SSL (Secure Socket Layer) has been the common method for securing HTTP, but has been limited to only sensitive areas of a website for performance reasons. Sites have always protected a user's private information (usernames, passwords, credit card numbers, etc) using SSL, but to date no one has thought about actually securing the login page itself and this is a huge problem as most sites don't encrypt their login pages. Not encrypting login forms leaves it open to modification before it returns to the user.

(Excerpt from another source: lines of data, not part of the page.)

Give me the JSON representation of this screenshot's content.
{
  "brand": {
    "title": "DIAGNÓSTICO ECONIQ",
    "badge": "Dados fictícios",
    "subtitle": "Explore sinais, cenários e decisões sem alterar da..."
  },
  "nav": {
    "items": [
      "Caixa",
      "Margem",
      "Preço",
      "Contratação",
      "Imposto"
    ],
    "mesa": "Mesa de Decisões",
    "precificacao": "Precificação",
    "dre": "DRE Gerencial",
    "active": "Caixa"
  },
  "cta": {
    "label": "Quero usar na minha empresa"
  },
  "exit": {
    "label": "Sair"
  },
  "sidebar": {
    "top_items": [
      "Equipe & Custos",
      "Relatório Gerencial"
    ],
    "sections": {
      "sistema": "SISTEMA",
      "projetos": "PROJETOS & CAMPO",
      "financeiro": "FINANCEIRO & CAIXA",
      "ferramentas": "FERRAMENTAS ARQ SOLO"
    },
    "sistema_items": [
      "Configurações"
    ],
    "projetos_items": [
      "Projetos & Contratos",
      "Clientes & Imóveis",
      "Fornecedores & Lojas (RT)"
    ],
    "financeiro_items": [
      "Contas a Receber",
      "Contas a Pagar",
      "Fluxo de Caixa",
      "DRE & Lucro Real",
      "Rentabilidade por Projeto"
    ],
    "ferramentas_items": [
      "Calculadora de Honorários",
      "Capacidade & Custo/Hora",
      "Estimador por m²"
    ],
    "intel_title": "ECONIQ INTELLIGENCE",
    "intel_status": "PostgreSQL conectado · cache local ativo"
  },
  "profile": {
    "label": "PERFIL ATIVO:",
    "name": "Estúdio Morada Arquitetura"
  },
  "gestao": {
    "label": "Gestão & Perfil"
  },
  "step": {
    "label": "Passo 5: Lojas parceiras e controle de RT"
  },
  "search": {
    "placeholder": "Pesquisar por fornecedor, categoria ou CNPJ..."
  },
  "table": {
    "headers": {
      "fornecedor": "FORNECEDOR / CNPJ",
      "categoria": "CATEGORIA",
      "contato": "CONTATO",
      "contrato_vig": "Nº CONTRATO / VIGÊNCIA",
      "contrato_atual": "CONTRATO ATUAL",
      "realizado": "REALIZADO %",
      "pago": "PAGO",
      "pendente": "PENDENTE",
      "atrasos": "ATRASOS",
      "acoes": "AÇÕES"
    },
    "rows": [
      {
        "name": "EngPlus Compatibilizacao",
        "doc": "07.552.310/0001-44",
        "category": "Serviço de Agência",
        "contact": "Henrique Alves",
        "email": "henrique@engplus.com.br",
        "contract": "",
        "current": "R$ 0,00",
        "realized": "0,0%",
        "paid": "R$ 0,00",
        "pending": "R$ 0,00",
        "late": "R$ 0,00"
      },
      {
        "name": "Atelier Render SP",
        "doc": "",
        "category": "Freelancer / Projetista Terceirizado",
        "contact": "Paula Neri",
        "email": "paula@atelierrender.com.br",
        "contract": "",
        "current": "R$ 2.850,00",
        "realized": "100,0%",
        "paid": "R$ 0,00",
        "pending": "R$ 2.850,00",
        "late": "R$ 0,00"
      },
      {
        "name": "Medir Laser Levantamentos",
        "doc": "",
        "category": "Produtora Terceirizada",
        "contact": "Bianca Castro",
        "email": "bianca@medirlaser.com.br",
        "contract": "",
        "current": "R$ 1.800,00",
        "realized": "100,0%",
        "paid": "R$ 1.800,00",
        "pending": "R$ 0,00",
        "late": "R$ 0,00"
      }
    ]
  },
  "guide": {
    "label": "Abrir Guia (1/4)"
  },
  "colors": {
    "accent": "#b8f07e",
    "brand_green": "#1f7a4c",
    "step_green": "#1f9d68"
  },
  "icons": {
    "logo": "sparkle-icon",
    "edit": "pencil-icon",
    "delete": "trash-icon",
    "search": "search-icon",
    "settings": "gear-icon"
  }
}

This attack has 2 basic steps. First, the malicious user needs to be on the same network (LAN) and utilize ARP (Address Resolution Protocol) spoofing techniques to insert himself in-between connections (this is pretty scary considering how many times I have connected to restaurant, hotel, and airport WiFi hotspots). Second, a LAN user has to visit a login page that was received over a non-SSL connection.

Simple Example
To explain the issue better, let me use a simple example (let's leave ARP spoofing out for now). A user visits an e-commerce site http://www.eco.com. Like most sites, eco.com includes a Login link at the top. Clicking on this link takes the user to http://www.eco.com/login, which returns a simple login form in HTML.
<form method="POST" action="https://www.eco.com/login/authenticate">
Username: <input name="username" type="text">
Password: <input name="password" type="password">
<input value="Submit" type="submit">
</form>
The user types in their username and password, clicks the Submit button, and their private information is sent encrypted over SSL. It is sent over SSL because the form's action value is set to an SSL URL (https://www.eco.com/login/authenticate). But there is one big problem. The Login link the user click was non-SSL (http://www.eco.com/login), meaning the response back to client was sent over the network as clear-text and could easily be modified by man-in-the middle attacks using ARP spoofing. A malicious user could change the form's submit URL from https://www.eco.com/login/authenticate to http://www.eco.com/login/authenticate and the user would never know it happened. There are few default clues to indicate this is happening. So a malicious user, changes the submit URL to a non-SSL URL, a user clicks Submit, and their credentials are sent as clear-text over the network.

facebook example
Armed with this new information I wondered how some of my favorite sites handle this situation. No matter what I tried, it looked like gmail, ebay, and paypal where safe and used SSL for their login pages. So that gave me some peace of mind. However, facebook provides us with a perfect bad example.

If your like me, I type facebook in my browser and use the CRTL+ENT keyboard shortcut to fill in the rest. So I end up at http://www.facebook.com. If you are not currently logged into facebook, you are presented with the following home page that includes a form to register or login.


Again, this home page includes a login page that was sent over a non-SSL connection. As we expect, if you look at the source, you can see the HTML form does post securely to the URL https://login.facebook.com/login.php?login_attempt=1. So what do you do if you don't want to fill in a form that was received over a non-SSL connection? Fortunately, facebook also supports SSL for its home page (https://www.facebook.com), it just takes a little awareness and an extra step.

Solution
More sites need to use SSL for their login forms, and not just for when users post their credentials. At a minimum, like facebook, sites should also support SSL and ideally all login forms would automatically be requested over SSL. If you come across a site that initially does not use SSL for the login page, try and use https. If that fails then think about using a VPN solution or even a travellers router.